AP通信によると、サッカラはほかにもピラミッドが集中していることで知られており、その数は11基以上に及ぶ。一帯にはアブシールやダハシュールなどのより小規模なピラミッドが点在しており、メンフィスと周辺の墓地遺跡を一体として、1979年に世界遺産に登録されている。
◆打撃のエジプト観光業を救えるか
2019年10月にはルクソール南部の街で30基の木棺が発見されており、古代遺物の発見が近年相次いでいる。アナニ観光考古相は、今回サッカラ高原で発見された木棺群をルクソール南部のものと併せて展示したい意向を示している。ギザのピラミッドにほど近い場所でグランド・エジプト博物館の建設が進んでおり、そこでの収蔵・展示が検討される模様だ。AP通信はエジプト観光業について、2011年のエジプト革命の争乱で打撃を受けたと報じている。追い討ちをかけるように、コロナウイルスのパンデミックによって海外客の足がさらに遠のいている状況だ。発見された木棺には、回復の起爆剤としての役割が期待される。

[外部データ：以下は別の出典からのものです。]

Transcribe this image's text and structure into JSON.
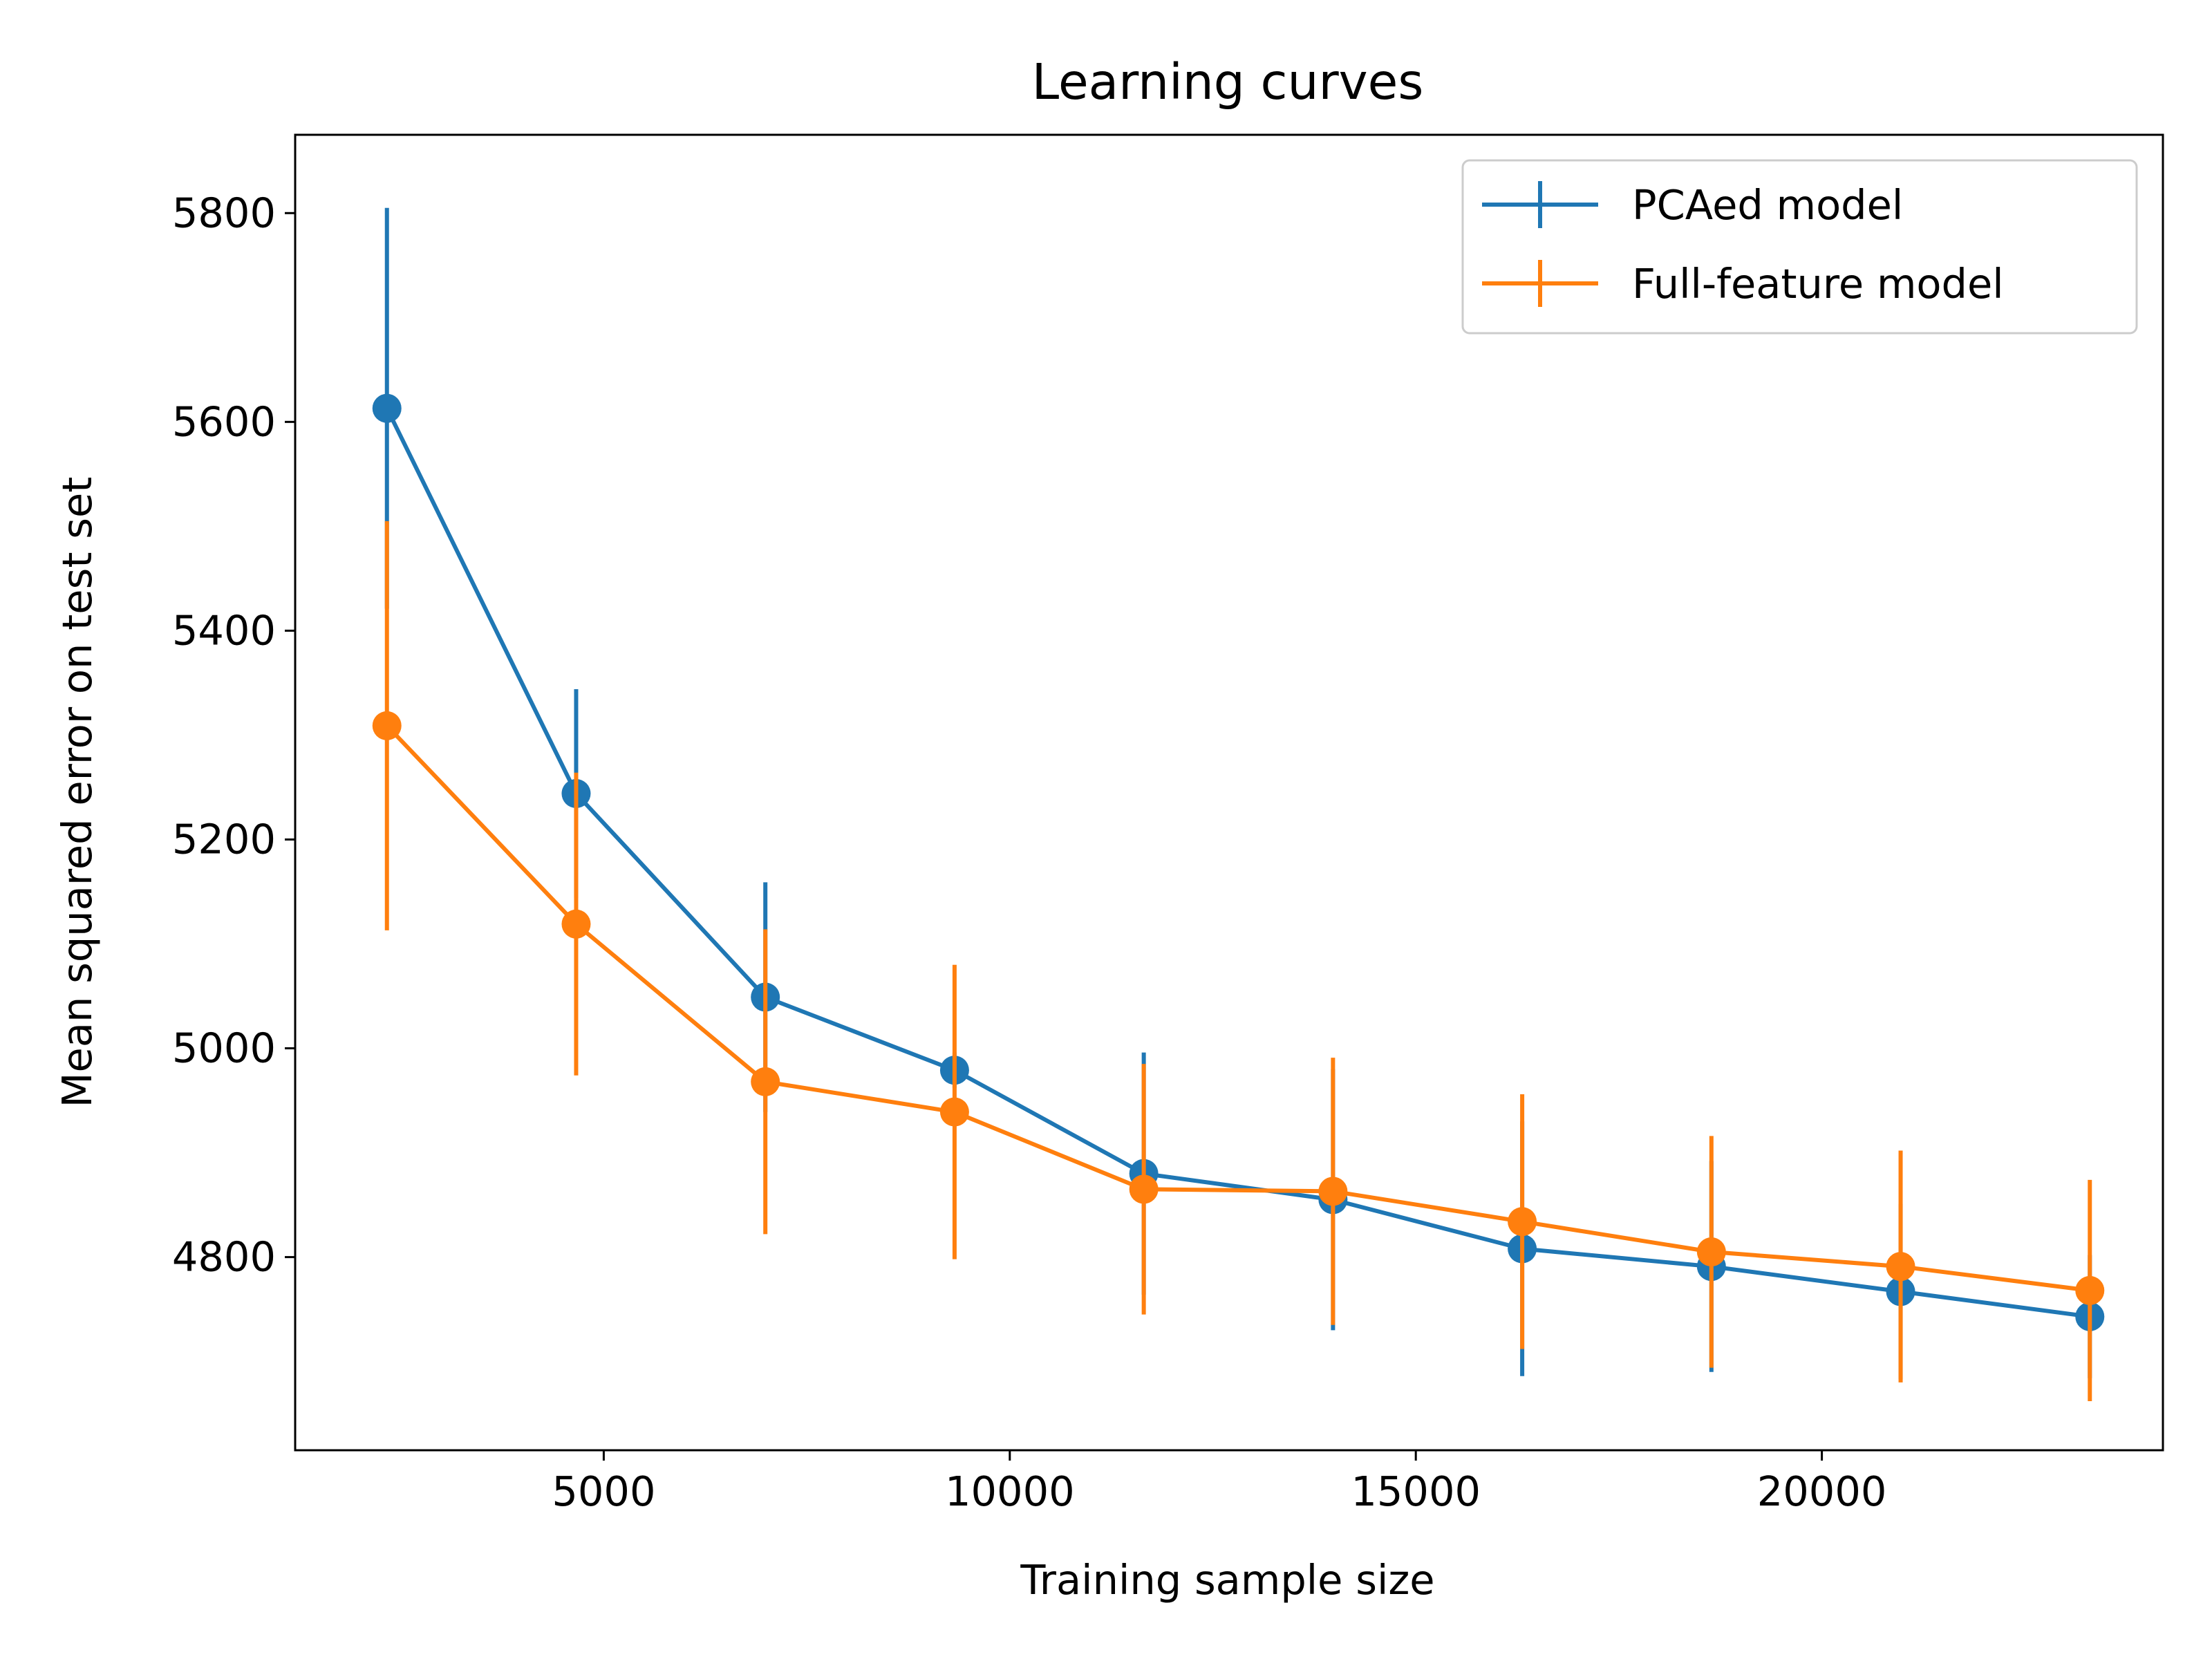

観光業はエジプト経済の要であり、2019年には年間1360万人の旅行客が訪れていた。パンデミックの影響を受け、各種遺跡と博物館は2020年3月から閉鎖されてきたが、9月頃から再開しているとCNNは報じている。4月にも木棺が発掘されるなど現地では考古学上の発見が続いており、観光客が再び貴重な発見の現場を訪れるようになれる日が待たれる。